As far as appearances go, the 500C Abarth Cabrio maintains the same shape of the base 500C Cabrio but with some added features to make it more sporty. This includes new front and rear body kits, new 16-inch wheels, red brake calipers, dual exhaust tips and more. Also, because we had the Carbio version, we had a nice soft top that extended all the way to the back, making open air driving very open indeed.
Inside, I actually had room. Sure, I only sat in the front seats– don’t expect to fit adults comfortably in the rear. An Italian vibe is set in the cabin through copious amounts of leather that could be found on the steering wheel, seats and shift knob. As far as functionality went, almost all of the knobs to control the volume, AC and whatnot were within reach, and I could even adjust most of them while my arm rested on the shift knob for the 6-speed automatic transmission.

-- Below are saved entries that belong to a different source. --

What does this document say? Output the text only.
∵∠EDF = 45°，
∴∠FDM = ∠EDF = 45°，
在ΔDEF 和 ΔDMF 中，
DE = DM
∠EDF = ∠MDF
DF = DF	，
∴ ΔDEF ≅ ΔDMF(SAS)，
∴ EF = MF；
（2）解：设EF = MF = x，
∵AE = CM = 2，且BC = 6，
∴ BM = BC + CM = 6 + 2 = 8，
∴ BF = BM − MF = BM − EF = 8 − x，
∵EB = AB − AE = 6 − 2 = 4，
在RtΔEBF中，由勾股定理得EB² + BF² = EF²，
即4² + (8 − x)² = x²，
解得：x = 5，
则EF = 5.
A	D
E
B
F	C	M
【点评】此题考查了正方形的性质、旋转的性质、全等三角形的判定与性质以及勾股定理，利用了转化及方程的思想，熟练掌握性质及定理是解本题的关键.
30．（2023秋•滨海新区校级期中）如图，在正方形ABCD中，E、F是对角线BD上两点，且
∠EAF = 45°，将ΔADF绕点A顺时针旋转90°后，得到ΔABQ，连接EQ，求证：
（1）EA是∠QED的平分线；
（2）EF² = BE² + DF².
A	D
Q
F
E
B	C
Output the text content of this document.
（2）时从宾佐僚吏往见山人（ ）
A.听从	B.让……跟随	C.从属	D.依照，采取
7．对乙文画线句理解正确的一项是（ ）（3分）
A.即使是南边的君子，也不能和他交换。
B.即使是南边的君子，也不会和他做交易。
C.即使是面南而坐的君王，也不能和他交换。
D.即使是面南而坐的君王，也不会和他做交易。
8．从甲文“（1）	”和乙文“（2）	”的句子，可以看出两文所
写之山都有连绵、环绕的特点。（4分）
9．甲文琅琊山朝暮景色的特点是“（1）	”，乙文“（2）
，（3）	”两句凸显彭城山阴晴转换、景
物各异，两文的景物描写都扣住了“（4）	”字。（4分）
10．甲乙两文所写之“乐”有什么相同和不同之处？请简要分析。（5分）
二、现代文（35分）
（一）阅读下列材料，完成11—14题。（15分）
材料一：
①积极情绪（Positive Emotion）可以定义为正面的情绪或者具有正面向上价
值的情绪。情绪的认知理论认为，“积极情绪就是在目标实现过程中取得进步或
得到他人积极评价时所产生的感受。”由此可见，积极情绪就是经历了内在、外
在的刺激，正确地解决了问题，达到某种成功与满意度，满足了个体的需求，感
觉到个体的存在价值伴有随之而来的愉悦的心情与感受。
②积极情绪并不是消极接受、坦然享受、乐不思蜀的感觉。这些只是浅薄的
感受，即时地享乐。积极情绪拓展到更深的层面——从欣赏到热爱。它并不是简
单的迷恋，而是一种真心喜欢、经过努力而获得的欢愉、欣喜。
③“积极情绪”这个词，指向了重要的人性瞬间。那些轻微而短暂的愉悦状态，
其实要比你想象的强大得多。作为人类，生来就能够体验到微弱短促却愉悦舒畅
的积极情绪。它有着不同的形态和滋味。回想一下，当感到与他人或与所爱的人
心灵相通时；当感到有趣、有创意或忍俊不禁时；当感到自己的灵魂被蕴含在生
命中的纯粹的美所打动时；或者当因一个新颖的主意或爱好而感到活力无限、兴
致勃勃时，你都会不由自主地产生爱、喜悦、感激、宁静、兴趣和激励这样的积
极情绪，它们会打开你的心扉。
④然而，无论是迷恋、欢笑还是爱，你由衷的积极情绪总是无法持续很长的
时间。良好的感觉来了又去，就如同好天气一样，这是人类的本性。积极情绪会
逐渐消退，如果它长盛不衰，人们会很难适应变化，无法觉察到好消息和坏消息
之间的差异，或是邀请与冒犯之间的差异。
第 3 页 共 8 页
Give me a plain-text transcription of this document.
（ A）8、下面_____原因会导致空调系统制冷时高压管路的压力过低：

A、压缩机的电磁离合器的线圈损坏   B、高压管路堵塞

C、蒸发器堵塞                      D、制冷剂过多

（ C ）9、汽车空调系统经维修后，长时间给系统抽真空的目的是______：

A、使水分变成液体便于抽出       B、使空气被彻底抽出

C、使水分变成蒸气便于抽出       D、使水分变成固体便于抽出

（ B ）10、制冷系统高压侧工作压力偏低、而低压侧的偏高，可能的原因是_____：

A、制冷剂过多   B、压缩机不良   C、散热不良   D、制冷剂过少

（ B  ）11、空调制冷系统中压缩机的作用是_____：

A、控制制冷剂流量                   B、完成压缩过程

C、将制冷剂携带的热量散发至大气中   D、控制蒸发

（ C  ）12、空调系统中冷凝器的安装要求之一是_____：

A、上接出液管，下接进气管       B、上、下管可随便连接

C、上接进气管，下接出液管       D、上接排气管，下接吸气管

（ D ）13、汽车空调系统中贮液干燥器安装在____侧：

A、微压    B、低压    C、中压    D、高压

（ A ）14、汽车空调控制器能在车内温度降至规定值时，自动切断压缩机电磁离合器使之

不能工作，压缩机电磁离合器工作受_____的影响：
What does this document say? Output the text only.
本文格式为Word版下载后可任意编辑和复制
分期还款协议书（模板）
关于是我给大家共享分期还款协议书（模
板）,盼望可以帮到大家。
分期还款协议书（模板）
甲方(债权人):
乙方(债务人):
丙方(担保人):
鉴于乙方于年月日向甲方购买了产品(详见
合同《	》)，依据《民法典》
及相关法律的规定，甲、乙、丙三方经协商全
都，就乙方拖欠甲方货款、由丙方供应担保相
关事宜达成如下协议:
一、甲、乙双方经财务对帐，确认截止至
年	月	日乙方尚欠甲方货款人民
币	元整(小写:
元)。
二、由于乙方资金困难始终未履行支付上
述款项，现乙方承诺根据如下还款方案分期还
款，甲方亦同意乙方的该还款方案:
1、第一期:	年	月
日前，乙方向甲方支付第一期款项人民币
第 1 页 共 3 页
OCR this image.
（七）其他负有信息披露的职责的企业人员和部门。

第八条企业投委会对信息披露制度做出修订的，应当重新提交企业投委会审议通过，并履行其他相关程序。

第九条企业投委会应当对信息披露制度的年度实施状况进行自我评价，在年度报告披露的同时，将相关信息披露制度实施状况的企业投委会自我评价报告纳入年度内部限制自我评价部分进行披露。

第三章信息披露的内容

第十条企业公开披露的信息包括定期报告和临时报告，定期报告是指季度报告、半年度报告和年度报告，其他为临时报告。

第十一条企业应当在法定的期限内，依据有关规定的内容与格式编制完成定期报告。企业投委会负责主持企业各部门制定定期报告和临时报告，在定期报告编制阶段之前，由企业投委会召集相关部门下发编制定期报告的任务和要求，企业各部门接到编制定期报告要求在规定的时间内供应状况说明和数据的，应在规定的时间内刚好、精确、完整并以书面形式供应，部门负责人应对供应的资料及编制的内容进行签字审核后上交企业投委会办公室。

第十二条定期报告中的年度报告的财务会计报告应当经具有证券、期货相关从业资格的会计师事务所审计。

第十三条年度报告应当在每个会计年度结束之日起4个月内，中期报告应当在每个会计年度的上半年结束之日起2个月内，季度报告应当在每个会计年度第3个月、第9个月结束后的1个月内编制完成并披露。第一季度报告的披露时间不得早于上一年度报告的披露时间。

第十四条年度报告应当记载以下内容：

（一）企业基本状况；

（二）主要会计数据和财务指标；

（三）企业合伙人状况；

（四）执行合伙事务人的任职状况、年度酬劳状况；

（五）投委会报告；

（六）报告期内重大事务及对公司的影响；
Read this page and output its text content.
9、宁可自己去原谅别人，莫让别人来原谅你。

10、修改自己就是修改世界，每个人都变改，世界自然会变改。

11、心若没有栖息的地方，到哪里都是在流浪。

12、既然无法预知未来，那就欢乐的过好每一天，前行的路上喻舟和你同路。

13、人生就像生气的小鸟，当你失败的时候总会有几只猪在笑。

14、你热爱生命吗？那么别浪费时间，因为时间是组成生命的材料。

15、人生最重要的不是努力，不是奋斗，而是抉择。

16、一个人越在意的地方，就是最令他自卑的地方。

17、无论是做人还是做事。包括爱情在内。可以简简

Onto the engine. First off, this little car has the heart of a giant. Well, maybe not the heart of a giant as it’s powered by a turbocharged 1.4-liter I4 engine. I’d actually say it has the roar of a giant. Seriously, this little car can be heard further away than it can be seen, even with the bright Giallo Moderna Perla (Modern Pearl Yellow) paint finish. I found myself revving my engine and counting the surprised looks on people’s facing as they found out the little cabrio was making all the ruckus.
Being a small car that’s relatively low to the ground, you might imagine that it handled like a go-kart. And it did. Zipping through congested rush hour traffic was made simple and effortless, as was navigating through downtown St. Petersburg. This superb handling was put to the test when I actually pushed the engine. Needless to say, it passed all tests. The quick transmission allowed for nimble sprints, while the steering made turning at relatively high speeds possible.
Our example came with a base price at $26,695 base price and a total price of $33,315 making it much more pricey than the MSRP of the cheapest 500C Pop ($20,395). But, I will say the extra money you spend leaves you with a car that will have you smiling every time you turn the key– there were countless amounts of time that I found myself smiling just from the joy of driving such a fun car.